Dans ce contexte, quelle est la meilleure réponse aux nouveaux droits de douane que le président américain pourrait décider d'imposer ? Laissons de côté la question de la posture de négociation. Certains, dont le candidat nommé au poste de Secrétaire au Trésor, affirment que le président Trump considérait la menace de tarifs douaniers comme un outil de négociation nécessaire pour atteindre d'autres objectifs, par exemple ceux liés à l'immigration ou à la sécurité, et non un but en soi. Dans les pays visés par ces tarifs, nombre d’acteurs estiment impératif de répondre à la menace de droits de douane par des représailles toutes aussi fortes, à la fois comme stratégie de négociation et comme réponse aux attentes présumées de leurs électeurs. Mais à supposer que les États-Unis imposent effectivement des droits de douane supplémentaires, quelle sera la meilleure réponse ? Les études analytiques disponibles concluent massivement en défaveur de représailles via des restrictions commerciales. En effet, celles-ci fragmenteraient l'économie mondiale et une telle fragmentation, qu’elle soit totale ou partielle, génèrerait des coûts énormes pour l’ensemble des parties concernées.
Sans surprise, les décideurs économiques non élus ont été les premiers à plaider contre les représailles commerciales, et ils ont le grand mérite de l'avoir fait promptement et aussi clairement.
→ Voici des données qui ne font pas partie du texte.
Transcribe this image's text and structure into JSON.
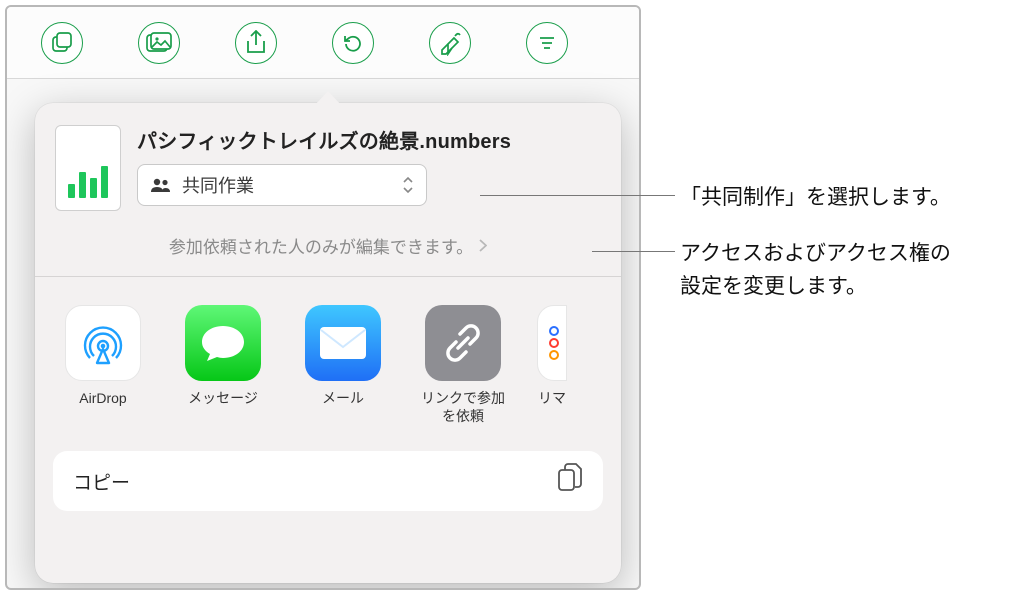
{
  "toolbar": {
    "icons": [
      "new-doc",
      "media",
      "share",
      "undo",
      "format",
      "more"
    ]
  },
  "share_sheet": {
    "file_title": "パシフィックトレイルズの絶景.numbers",
    "collab_label": "共同作業",
    "permission_text": "参加依頼された人のみが編集できます。",
    "apps": [
      {
        "id": "airdrop",
        "label": "AirDrop"
      },
      {
        "id": "messages",
        "label": "メッセージ"
      },
      {
        "id": "mail",
        "label": "メール"
      },
      {
        "id": "link",
        "label": "リンクで参加\nを依頼"
      },
      {
        "id": "reminders",
        "label": "リマ"
      }
    ],
    "copy_action": "コピー"
  },
  "callouts": {
    "collab": "「共同制作」を選択します。",
    "permission": "アクセスおよびアクセス権の\n設定を変更します。"
  }
}
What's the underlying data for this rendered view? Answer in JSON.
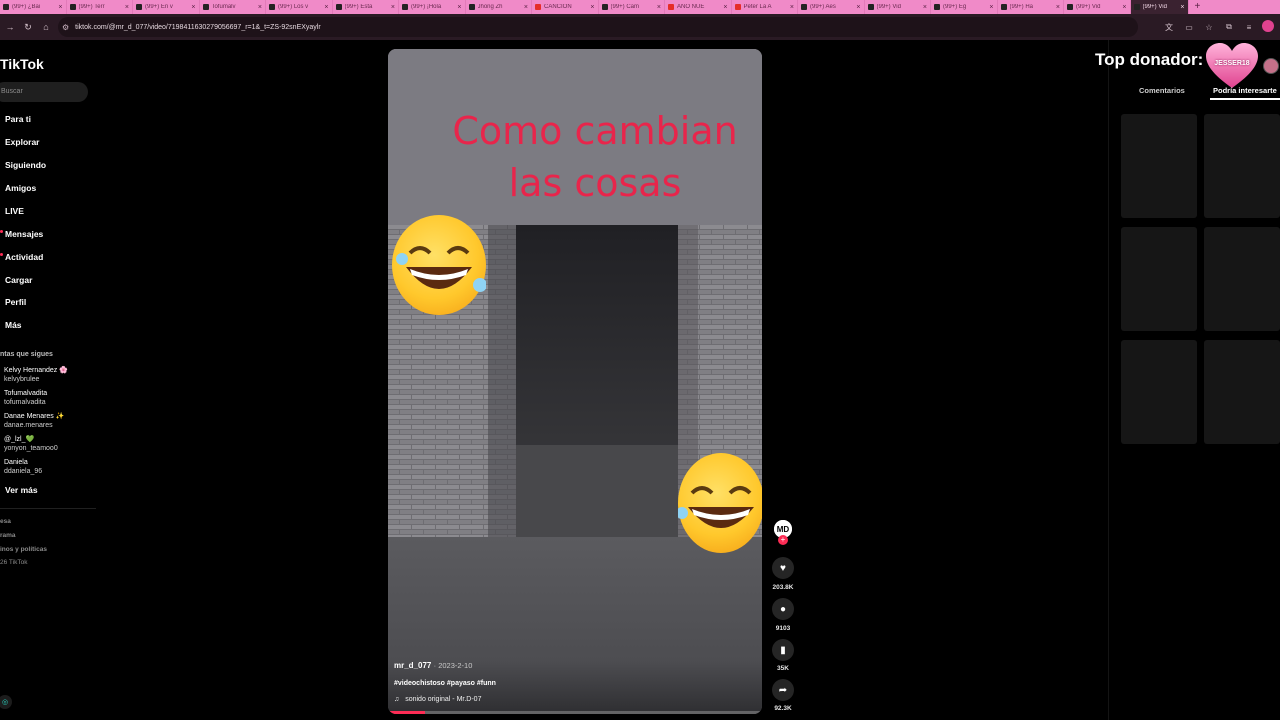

Faisant suite à des travaux approfondis menés par le Fonds monétaire international (FMI) depuis plusieurs années, Andrew Bailey, le gouverneur de la Banque d’Angleterre, a été le premier[ii] d’entre eux, suivi de près par Philipp Lane[iii] et Christine Lagarde[iv] de la BCE. Il faut espérer que beaucoup d’autres suivront et que leurs voix seront amplifiées par celles des entreprises les plus menacées par la fragmentation économique (notamment les entreprises du secteur manufacturier œuvrant à l'échelle mondiale), et qu’ils seront entendus par les élus qui choisiront la réponse à y apporter.
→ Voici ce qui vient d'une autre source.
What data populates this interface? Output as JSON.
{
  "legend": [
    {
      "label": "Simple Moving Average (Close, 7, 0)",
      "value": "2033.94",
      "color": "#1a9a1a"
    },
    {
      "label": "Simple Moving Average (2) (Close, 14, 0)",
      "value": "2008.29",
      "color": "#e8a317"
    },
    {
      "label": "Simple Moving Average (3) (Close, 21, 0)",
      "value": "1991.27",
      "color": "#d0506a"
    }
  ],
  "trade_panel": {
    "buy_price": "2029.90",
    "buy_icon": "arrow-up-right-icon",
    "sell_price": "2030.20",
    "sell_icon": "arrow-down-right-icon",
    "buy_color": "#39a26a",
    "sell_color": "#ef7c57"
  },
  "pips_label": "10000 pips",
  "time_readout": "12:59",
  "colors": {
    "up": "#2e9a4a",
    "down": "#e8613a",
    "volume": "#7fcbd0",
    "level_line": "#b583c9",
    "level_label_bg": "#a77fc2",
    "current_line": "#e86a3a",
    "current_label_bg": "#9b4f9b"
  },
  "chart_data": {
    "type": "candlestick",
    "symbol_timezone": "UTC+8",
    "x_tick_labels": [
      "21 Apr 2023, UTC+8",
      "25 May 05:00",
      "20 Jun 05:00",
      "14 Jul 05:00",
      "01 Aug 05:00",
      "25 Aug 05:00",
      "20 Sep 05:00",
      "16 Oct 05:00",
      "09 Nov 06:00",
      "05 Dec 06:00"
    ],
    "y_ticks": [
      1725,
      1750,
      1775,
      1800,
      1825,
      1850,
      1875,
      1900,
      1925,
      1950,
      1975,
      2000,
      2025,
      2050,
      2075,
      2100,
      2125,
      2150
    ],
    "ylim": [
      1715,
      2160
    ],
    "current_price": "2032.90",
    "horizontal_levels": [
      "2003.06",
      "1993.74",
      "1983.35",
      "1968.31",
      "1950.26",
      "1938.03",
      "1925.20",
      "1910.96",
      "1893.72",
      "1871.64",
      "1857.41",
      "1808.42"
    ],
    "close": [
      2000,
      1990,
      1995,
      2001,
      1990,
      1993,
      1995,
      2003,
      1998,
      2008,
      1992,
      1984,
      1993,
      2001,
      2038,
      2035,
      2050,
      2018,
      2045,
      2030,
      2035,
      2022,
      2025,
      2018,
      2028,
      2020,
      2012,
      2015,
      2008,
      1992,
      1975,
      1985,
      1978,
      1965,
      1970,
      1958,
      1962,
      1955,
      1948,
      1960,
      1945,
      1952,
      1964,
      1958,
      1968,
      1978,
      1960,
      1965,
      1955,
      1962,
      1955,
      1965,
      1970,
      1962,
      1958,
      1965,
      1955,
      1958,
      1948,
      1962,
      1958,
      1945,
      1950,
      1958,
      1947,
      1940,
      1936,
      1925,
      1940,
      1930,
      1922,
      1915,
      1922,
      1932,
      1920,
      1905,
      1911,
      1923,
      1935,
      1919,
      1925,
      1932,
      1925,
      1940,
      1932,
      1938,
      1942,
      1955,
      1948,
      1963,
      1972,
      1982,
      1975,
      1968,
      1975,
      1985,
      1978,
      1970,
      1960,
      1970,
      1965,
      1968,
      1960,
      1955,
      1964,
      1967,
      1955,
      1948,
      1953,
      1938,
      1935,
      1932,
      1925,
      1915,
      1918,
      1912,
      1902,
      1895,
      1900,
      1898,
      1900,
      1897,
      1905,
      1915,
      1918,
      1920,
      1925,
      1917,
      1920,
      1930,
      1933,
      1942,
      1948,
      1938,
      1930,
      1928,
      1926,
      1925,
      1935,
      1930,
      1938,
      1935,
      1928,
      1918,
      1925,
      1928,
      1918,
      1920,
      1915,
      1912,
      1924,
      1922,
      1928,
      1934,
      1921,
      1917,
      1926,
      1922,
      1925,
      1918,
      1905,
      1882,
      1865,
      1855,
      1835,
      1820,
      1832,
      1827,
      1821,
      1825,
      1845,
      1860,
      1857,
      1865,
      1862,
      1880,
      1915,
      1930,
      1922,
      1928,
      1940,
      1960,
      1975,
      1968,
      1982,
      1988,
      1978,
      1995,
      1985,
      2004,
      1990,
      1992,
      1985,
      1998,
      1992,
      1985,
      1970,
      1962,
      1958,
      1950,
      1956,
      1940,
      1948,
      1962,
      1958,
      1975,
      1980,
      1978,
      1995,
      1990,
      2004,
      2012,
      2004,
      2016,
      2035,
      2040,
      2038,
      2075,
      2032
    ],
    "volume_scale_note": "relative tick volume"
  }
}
L’ampleur de l’estimation des coûts de la fragmentation varie mais ces derniers seront inévitablement élevés. Selon la BCE[v], les coûts d’un commerce mondial fracturé varient de 2 % du PIB mondial, dans un scénario de découplage modéré (barrières partielles dans tous les secteurs), à 5,5 % si l'on y ajoute des interdictions totales dans certains secteurs, et à 9 % dans le cas où les échanges seraient interrompus dans tous les secteurs. L’ordre de grandeur est le même pour l'impact sur le PIB des pays européens. Des travaux passés du FMI[vi] ont montré des pertes de production tout aussi importantes en cas de fragmentation du commerce mondial en quatre blocs, les économies les plus ouvertes étant les plus touchées. Les estimations du reste de la littérature économique étudiée par le FMI sont très variées, mais elles pourraient atteindre 12 % du PIB mondial à long terme.[vii]
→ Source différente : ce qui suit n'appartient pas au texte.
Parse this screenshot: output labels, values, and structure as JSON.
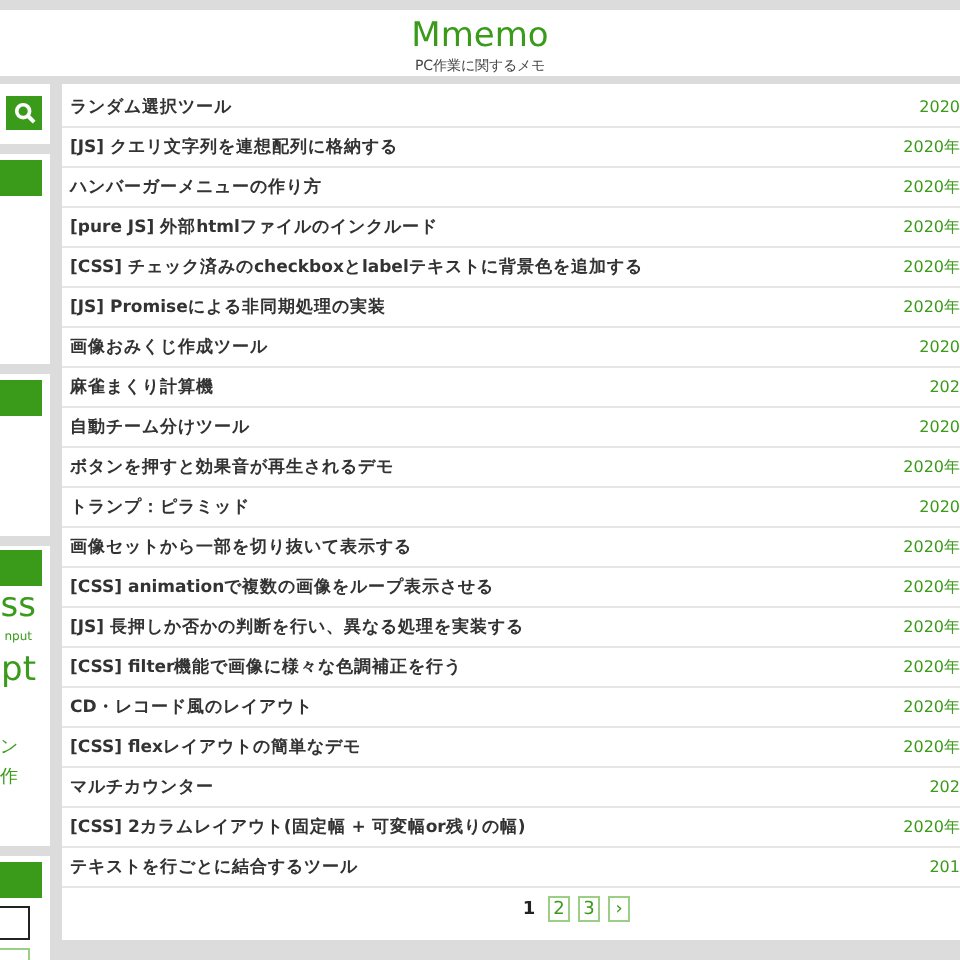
{
  "header": {
    "title": "Mmemo",
    "subtitle": "PC作業に関するメモ"
  },
  "sidebar": [
    {
      "kind": "search"
    },
    {
      "kind": "box"
    },
    {
      "kind": "box"
    },
    {
      "kind": "tags",
      "items": [
        {
          "kind": "large",
          "text": "ss"
        },
        {
          "kind": "small",
          "text": "nput"
        },
        {
          "kind": "large",
          "text": "pt"
        },
        {
          "kind": "spacer"
        },
        {
          "kind": "medium",
          "text": "ン"
        },
        {
          "kind": "medium",
          "text": "作"
        }
      ]
    },
    {
      "kind": "form"
    }
  ],
  "posts": [
    {
      "title": "ランダム選択ツール",
      "date": "2020"
    },
    {
      "title": "[JS] クエリ文字列を連想配列に格納する",
      "date": "2020年"
    },
    {
      "title": "ハンバーガーメニューの作り方",
      "date": "2020年"
    },
    {
      "title": "[pure JS] 外部htmlファイルのインクルード",
      "date": "2020年"
    },
    {
      "title": "[CSS] チェック済みのcheckboxとlabelテキストに背景色を追加する",
      "date": "2020年"
    },
    {
      "title": "[JS] Promiseによる非同期処理の実装",
      "date": "2020年"
    },
    {
      "title": "画像おみくじ作成ツール",
      "date": "2020"
    },
    {
      "title": "麻雀まくり計算機",
      "date": "202"
    },
    {
      "title": "自動チーム分けツール",
      "date": "2020"
    },
    {
      "title": "ボタンを押すと効果音が再生されるデモ",
      "date": "2020年"
    },
    {
      "title": "トランプ：ピラミッド",
      "date": "2020"
    },
    {
      "title": "画像セットから一部を切り抜いて表示する",
      "date": "2020年"
    },
    {
      "title": "[CSS] animationで複数の画像をループ表示させる",
      "date": "2020年"
    },
    {
      "title": "[JS] 長押しか否かの判断を行い、異なる処理を実装する",
      "date": "2020年"
    },
    {
      "title": "[CSS] filter機能で画像に様々な色調補正を行う",
      "date": "2020年"
    },
    {
      "title": "CD・レコード風のレイアウト",
      "date": "2020年"
    },
    {
      "title": "[CSS] flexレイアウトの簡単なデモ",
      "date": "2020年"
    },
    {
      "title": "マルチカウンター",
      "date": "202"
    },
    {
      "title": "[CSS] 2カラムレイアウト(固定幅 + 可変幅or残りの幅)",
      "date": "2020年"
    },
    {
      "title": "テキストを行ごとに結合するツール",
      "date": "201"
    }
  ],
  "pagination": [
    {
      "label": "1",
      "selected": true
    },
    {
      "label": "2",
      "selected": false
    },
    {
      "label": "3",
      "selected": false
    },
    {
      "label": "›",
      "selected": false
    }
  ]
}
Il est préférable que chaque partenaire commercial des États-Unis s’aide lui-même plutôt qu'il se fasse du tort, c'est-à-dire qu’il renonce à mettre en place des tarifs douaniers en représailles et qu’il approfondisse l'intégration commerciale avec les pays qui le souhaiteront. Tous ces partenaires commerciaux devraient également poursuivre les politiques nationales nécessaires pour stimuler leur croissance et leur compétitivité. Pour l’Union européenne et le Royaume-Uni, cela signifie réduire les barrières internes - à la fois au sein de l'UE, des estimations récentes du FMI indiquant que réduire les barrières intérieures au même niveau que celles du marché américain augmenterait la productivité de 7%[viii], et entre le Royaume-Uni et l'UE - et stimuler les investissements, tant publics que privés. Pour la Chine, cela signifie renforcer la demande intérieure, en particulier la consommation, pour contrer la baisse rapide du taux de rendement des investissements en capital de ses entreprises.